Gib - your response highlights something I've thought about before and was trying to articulate above. Let me see if I can put this clearly: I believe the fact that you were once a 3 has shaped -- has in fact
led to -- your freer, less doctrinaire and more inclusive approach and attitude towards the game and its courses.
It's not an attitude and an approach that I can
manufacture in myself. Sure, I can
understand what you're saying, I can even agree with it intellectually, but I can't actually
make myself appreciate, say, the 5200 yard course or some cross country golf in the same way you do. (And I think the vast majority of golfers are more like me than like you, i.e. they have
never been 3s, nor will they ever be.)
You can, for example, truly enjoy the fact that you averaged 74 on a course like Saratoga, and really understand what that means (and how cool that is). But that's precisely because you were a 3 at Olympic; you had your bona fides, you had nothing to prove, and so you could turn your attention to
the course, this 5200 yard course, and marvel. I could never
experience that course in the same way you did.
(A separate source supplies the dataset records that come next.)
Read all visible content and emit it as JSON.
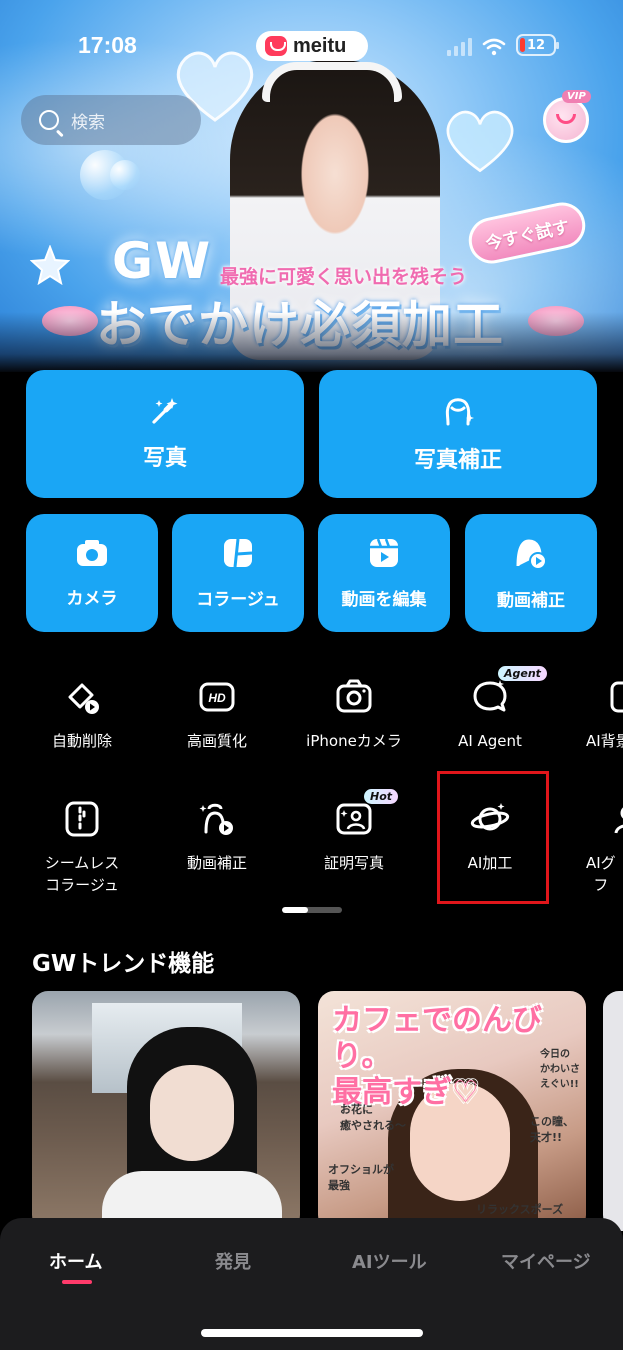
{
  "status_bar": {
    "time": "17:08",
    "battery": "12"
  },
  "app": {
    "logo": "meitu"
  },
  "search": {
    "placeholder": "検索"
  },
  "vip": {
    "tag": "VIP"
  },
  "banner": {
    "title_line1": "GW",
    "subtitle": "最強に可愛く思い出を残そう",
    "title_line2": "おでかけ必須加工",
    "cta": "今すぐ試す"
  },
  "primary_tiles": [
    {
      "label": "写真",
      "icon": "magic-wand-icon"
    },
    {
      "label": "写真補正",
      "icon": "face-outline-icon"
    }
  ],
  "secondary_tiles": [
    {
      "label": "カメラ",
      "icon": "camera-icon"
    },
    {
      "label": "コラージュ",
      "icon": "collage-icon"
    },
    {
      "label": "動画を編集",
      "icon": "video-edit-icon"
    },
    {
      "label": "動画補正",
      "icon": "video-face-icon"
    }
  ],
  "tools_row1": [
    {
      "label": "自動削除",
      "icon": "eraser-icon"
    },
    {
      "label": "高画質化",
      "icon": "hd-icon"
    },
    {
      "label": "iPhoneカメラ",
      "icon": "iphone-camera-icon"
    },
    {
      "label": "AI Agent",
      "icon": "chat-bubble-icon",
      "tag": "Agent"
    },
    {
      "label": "AI背景",
      "icon": "ai-background-icon"
    }
  ],
  "tools_row2": [
    {
      "label": "シームレス\nコラージュ",
      "icon": "seamless-collage-icon"
    },
    {
      "label": "動画補正",
      "icon": "video-retouch-icon"
    },
    {
      "label": "証明写真",
      "icon": "id-photo-icon",
      "tag": "Hot"
    },
    {
      "label": "AI加工",
      "icon": "planet-icon"
    },
    {
      "label": "AIグ\nフ",
      "icon": "ai-group-icon"
    }
  ],
  "section": {
    "title": "GWトレンド機能"
  },
  "cards": {
    "card2_title": "カフェでのんびり。\n最高すぎ♡",
    "card2_notes": [
      "お花に\n癒やされる〜",
      "オフショルが\n最強",
      "今日の\nかわいさ\nえぐい!!",
      "この瞳、\n天才!!",
      "リラックスポーズ"
    ]
  },
  "tabs": [
    {
      "label": "ホーム",
      "active": true
    },
    {
      "label": "発見",
      "active": false
    },
    {
      "label": "AIツール",
      "active": false
    },
    {
      "label": "マイページ",
      "active": false
    }
  ],
  "colors": {
    "tile_blue": "#1aa6f5",
    "accent_pink": "#ff3b6b",
    "highlight_red": "#e0161b"
  }
}
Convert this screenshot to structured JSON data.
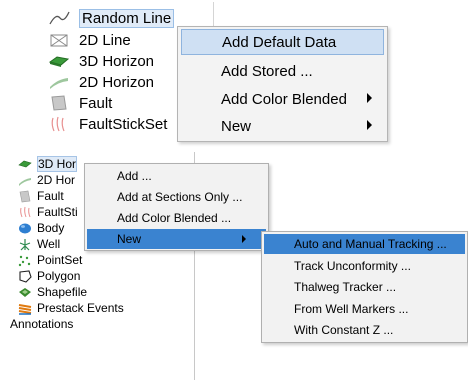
{
  "top_tree": {
    "items": [
      {
        "label": "Random Line",
        "icon": "random-line-icon"
      },
      {
        "label": "2D Line",
        "icon": "2d-line-icon"
      },
      {
        "label": "3D Horizon",
        "icon": "3d-horizon-icon"
      },
      {
        "label": "2D Horizon",
        "icon": "2d-horizon-icon"
      },
      {
        "label": "Fault",
        "icon": "fault-icon"
      },
      {
        "label": "FaultStickSet",
        "icon": "faultstickset-icon"
      }
    ]
  },
  "top_menu": {
    "items": [
      {
        "label": "Add Default Data",
        "highlighted": true
      },
      {
        "label": "Add Stored ..."
      },
      {
        "label": "Add Color Blended",
        "submenu": true
      },
      {
        "label": "New",
        "submenu": true
      }
    ]
  },
  "bottom_tree": {
    "items": [
      {
        "label": "3D Hor",
        "icon": "3d-horizon-icon"
      },
      {
        "label": "2D Hor",
        "icon": "2d-horizon-icon"
      },
      {
        "label": "Fault",
        "icon": "fault-icon"
      },
      {
        "label": "FaultSti",
        "icon": "faultstickset-icon"
      },
      {
        "label": "Body",
        "icon": "body-icon"
      },
      {
        "label": "Well",
        "icon": "well-icon"
      },
      {
        "label": "PointSet",
        "icon": "pointset-icon"
      },
      {
        "label": "Polygon",
        "icon": "polygon-icon"
      },
      {
        "label": "Shapefile",
        "icon": "shapefile-icon"
      },
      {
        "label": "Prestack Events",
        "icon": "prestack-events-icon"
      },
      {
        "label": "Annotations",
        "icon": ""
      }
    ]
  },
  "context_menu": {
    "items": [
      {
        "label": "Add ..."
      },
      {
        "label": "Add at Sections Only ..."
      },
      {
        "label": "Add Color Blended ..."
      },
      {
        "label": "New",
        "submenu": true,
        "highlighted": true
      }
    ]
  },
  "new_submenu": {
    "items": [
      {
        "label": "Auto and Manual Tracking ...",
        "highlighted": true
      },
      {
        "label": "Track Unconformity ..."
      },
      {
        "label": "Thalweg Tracker ..."
      },
      {
        "label": "From Well Markers ..."
      },
      {
        "label": "With Constant Z ..."
      }
    ]
  },
  "colors": {
    "menu_highlight": "#3a83d0",
    "top_menu_highlight": "#cfe0f3",
    "selection": "#e0ebf8"
  }
}
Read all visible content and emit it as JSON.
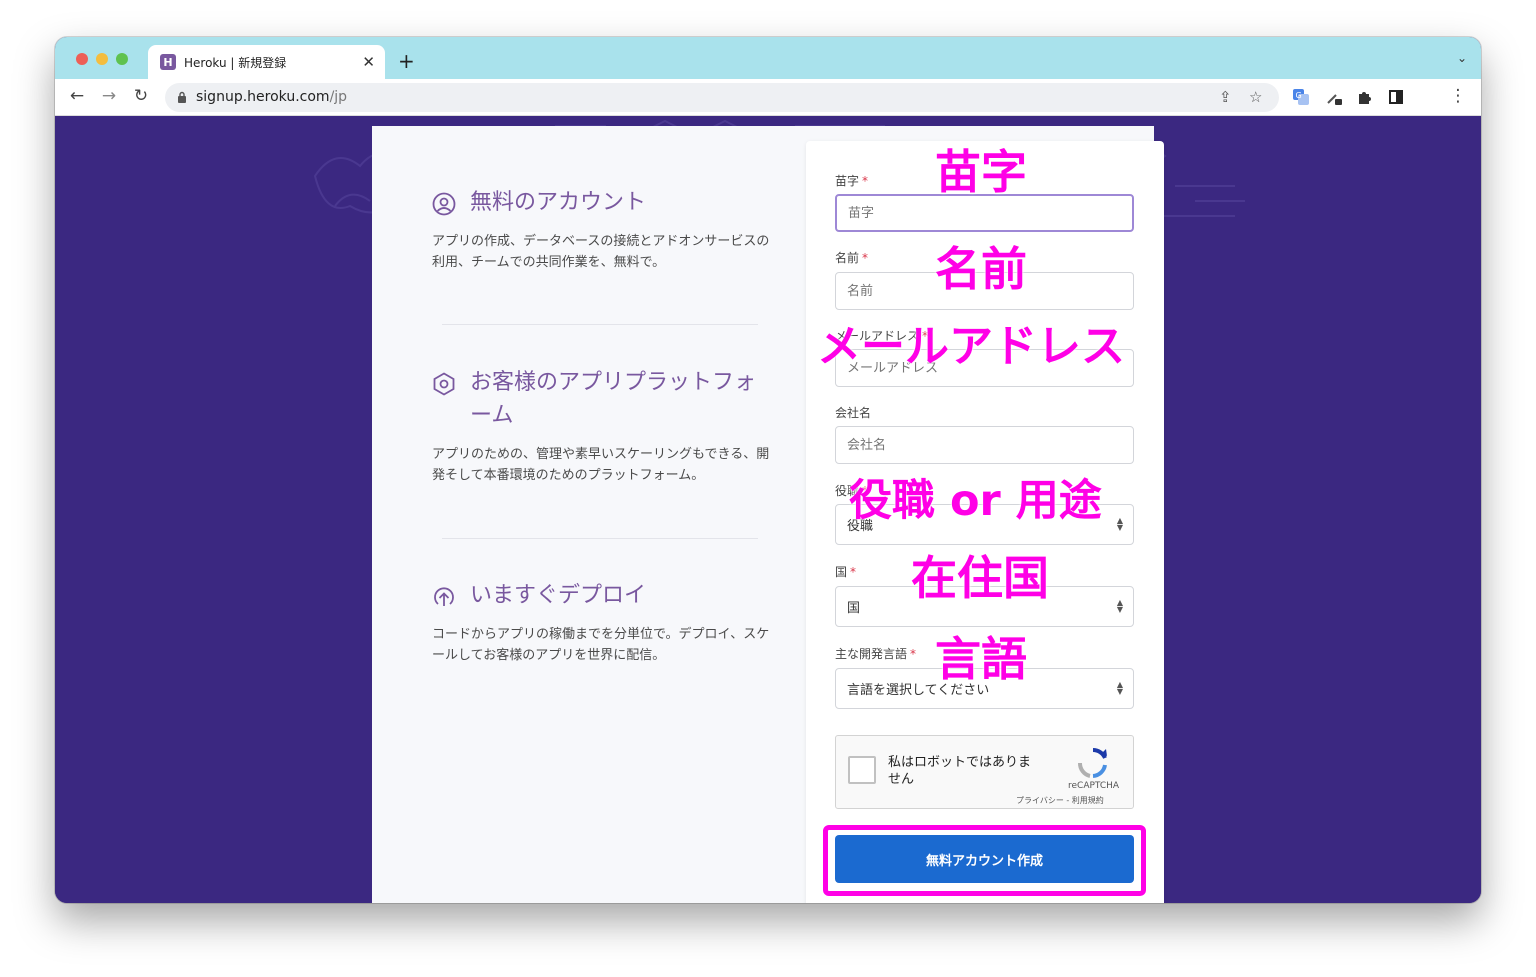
{
  "browser": {
    "tab_title": "Heroku | 新規登録",
    "tab_favicon": "H",
    "tab_close": "✕",
    "new_tab": "+",
    "tab_menu": "⌄",
    "url_host": "signup.heroku.com",
    "url_path": "/jp",
    "back": "←",
    "forward": "→",
    "reload": "↻",
    "share": "⇪",
    "bookmark": "☆",
    "menu": "⋮"
  },
  "features": [
    {
      "title": "無料のアカウント",
      "desc": "アプリの作成、データベースの接続とアドオンサービスの利用、チームでの共同作業を、無料で。",
      "icon": "user-circle-icon"
    },
    {
      "title": "お客様のアプリプラットフォーム",
      "desc": "アプリのための、管理や素早いスケーリングもできる、開発そして本番環境のためのプラットフォーム。",
      "icon": "hexagon-icon"
    },
    {
      "title": "いますぐデプロイ",
      "desc": "コードからアプリの稼働までを分単位で。デプロイ、スケールしてお客様のアプリを世界に配信。",
      "icon": "upload-circle-icon"
    }
  ],
  "form": {
    "last_name": {
      "label": "苗字",
      "req": "*",
      "placeholder": "苗字"
    },
    "first_name": {
      "label": "名前",
      "req": "*",
      "placeholder": "名前"
    },
    "email": {
      "label": "メールアドレス",
      "req": "*",
      "placeholder": "メールアドレス"
    },
    "company": {
      "label": "会社名",
      "placeholder": "会社名"
    },
    "role": {
      "label": "役職",
      "req": "*",
      "value": "役職"
    },
    "country": {
      "label": "国",
      "req": "*",
      "value": "国"
    },
    "language": {
      "label": "主な開発言語",
      "req": "*",
      "value": "言語を選択してください"
    },
    "arrows_up": "▲",
    "arrows_down": "▼",
    "captcha": {
      "text": "私はロボットではありません",
      "brand": "reCAPTCHA",
      "links": "プライバシー - 利用規約"
    },
    "submit": "無料アカウント作成"
  },
  "annotations": {
    "last_name": "苗字",
    "first_name": "名前",
    "email": "メールアドレス",
    "role": "役職 or 用途",
    "country": "在住国",
    "language": "言語"
  },
  "colors": {
    "heroku_purple": "#79589f",
    "bg_purple": "#3b2881",
    "button_blue": "#1b6ad0",
    "annotation_magenta": "#ff00e6"
  }
}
I guess my point is really just a minor one, an aside really - an attempt to undertsand and discuss your original question. As I noted earlier, I believe architects keep producing Par 72s in part because of who they are (conscious + unconscious). Similarly, I think golfers like you can rail against that formula because of who you are, i.e. because of the amount of practice (on the course or the range) that you put in to become a 3, because of the way you could play and enjoy the game once you were a 3, and because of what the game means to you now, when you are no longer a three.
In short, I'd say that the reason most courses are what they are today is because the majority of golfers are more like me than like a three!